Eight exceptional years: an American chronicle

Or, the question that still bothers us: how did the U.S. elect Trump to succeed Obama?

October 08, 2017 12:15 am | Updated 01:04 am IST

FILE PHOTO - U.S. President Donald Trump and former President Barack Obama walk out of the East front prior to Obama's departure from the 2017 Presidential Inauguration at the U.S. Capitol in Washington, D.C., U.S. January 20, 2017. REUTERS/Jack Gruber/Pool via USA TODAY NETWORK/File Photo

FILE PHOTO - U.S. President Donald Trump and former President Barack Obama walk out of the East front prior to Obama's departure from the 2017 Presidential Inauguration at the U.S. Capitol in Washington, D.C., U.S. January 20, 2017. REUTERS/Jack Gruber/Pool via USA TODAY NETWORK/File Photo

Almost two decades after Toni Morrison called Bill Clinton America’s “first black President”, Ta-Nehisi Coates, Pulitzer-winning author and writer with The Atlantic, finishes off his new book We Were Eight Years in Power: An American Tragedy , a most eagerly awaited fall title, by calling Donald Trump his country’s “first white President”. And to understand the difference that these two labels bookend is to get an understanding of not just issues of identity very specific to the United States but also how power and exclusion are playing out in a wave of populism currently sweeping many democracies worldwide.

White, black presidents

In a blog post in 2015, Coates would explain what Morrison meant, and didn’t, by that label: “Clinton isn’t black, in Morrison’s rendition, because he knows every verse of Lift Every Voice and Sing , but because the powers arrayed against him find their most illustrative analogue in white supremacy.” Similarly, he now explains the title of the epilogue to We Were Eight Years in Power , “The First White President”, and it’s impossible to not quote it at length: “It is insufficient to state the obvious of Donald Trump: that he is a white man who would not be president were it not for this fact. With one immediate exception, Trump’s predecessors made their way to high office through the passive power of whiteness — that bloody heirloom which cannot ensure mastery of all events but can conjure a tailwind for most of them. Land theft and human plunder cleared the grounds for Trump’s forefathers and barred it for others. Once upon the field, these men became soldiers, statesmen, and scholars… Their individual triumphs made this exclusive party seem above America’s founding sins, and it was forgotten that… all their victories had transpired on cleared grounds. No such elegant detachment can be attributed to Donald Trump — a president who, more than any other, has made the awful inheritance explicit.”

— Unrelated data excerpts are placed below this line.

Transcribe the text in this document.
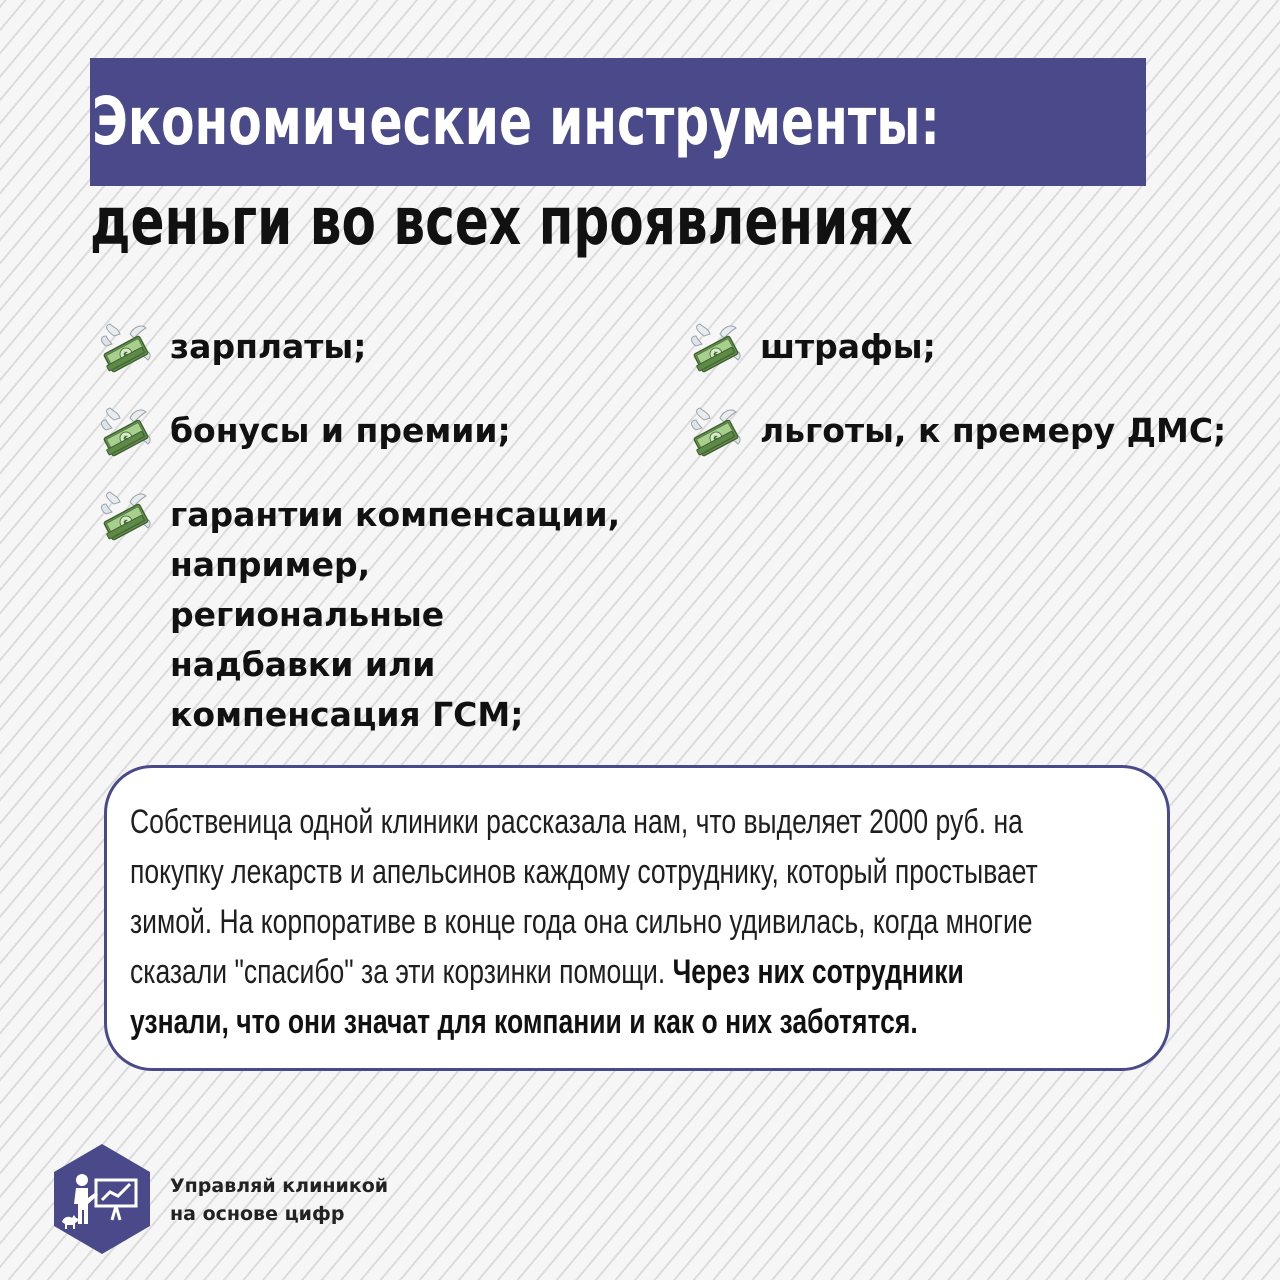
Экономические инструменты:
деньги во всех проявлениях
зарплаты;
бонусы и премии;
гарантии компенсации,
например,
региональные
надбавки или
компенсация ГСМ;
штрафы;
льготы, к премеру ДМС;
Собственица одной клиники рассказала нам, что выделяет 2000 руб. на
покупку лекарств и апельсинов каждому сотруднику, который простывает
зимой. На корпоративе в конце года она сильно удивилась, когда многие
сказали "спасибо" за эти корзинки помощи. Через них сотрудники
узнали, что они значат для компании и как о них заботятся.
Управляй клиникой
на основе цифр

Over the past decade, Coates has been a foremost commentator on issues of race, with his journalism and his 2015 book Between the World and Me written as a letter to his teenage son about being black in America. The bulk of the new book, however, is made up of essays published in The Atlantic , but made in the compilation into something altogether more powerful than those individual parts by adding long introductions to each one. They are articles written “during the first black presidency” (that is, the Barack Obama years), and the accompanying introductions to each put the essays in the context of both when they are written and what subsequently transpired. But they also track Coates’s evolution as a writer.

In fact, Coates suggests that the fact of the rise of Obama in the aughts compelled not only his own evolution as a writer/journalist, but of a whole “crop of black writers”. It was Obama’s “presence” that brought questions about identity centrestage. There was a sense of being at a transformative moment: “It is not that I logically reasoned out that Obama’s election would author a post-racist age. But it now seemed possible that white supremacy, the scourge of American history, might well be banished in my lifetime.”

In fact, while introducing “My President was Black”, based on an extensive interview with Obama in the last months of his presidency, Coates recalls: “He can’t win. This is what the President of the United States told me when we first spoke about Donald Trump.” How it turned out otherwise is for Coates not simply a matter of a prediction having gone wrong, but of failing to realise all along that a pushback could come. In Between the World and Me , he wrote of the need for young black men “to be always on guard” — or in the current context of always being alert that, as he writes in the introduction of the new book, “in the collective sense, what this country (the U.S.) really fears is black respectability”.

Struggle for a just society

This is a book charged with rage, anger, regret, introspection. It couldn’t be otherwise if one draws the arc from that hopeful November day in 2008, when Obama, with his family who’d continue to reach for their better selves in their eight subsequent years in the White House, delivered his victory speech at Chicago’s Grant Park, a moment when the rest of the world too stopped in its tracks to inhale the optimism. That arc has now twisted to this statistic: Trump led his Democratic rival across practically every white demographic, so that: “According to Mother Jones , based on pre-election polling data, if you only tallied the popular vote of ‘white America’ to derive the 2016 electoral votes, Trump would defeat (Hillary) Clinton 389 to 81, with the remaining 68 votes either a ‘toss-up’ or unknown.”

The crux, as he writes elsewhere, is that in the struggle for a just society resistance “must be its own reward”. That, in the end, is as much a sign of hope as it is a statement of an “American” — or any other — tragedy.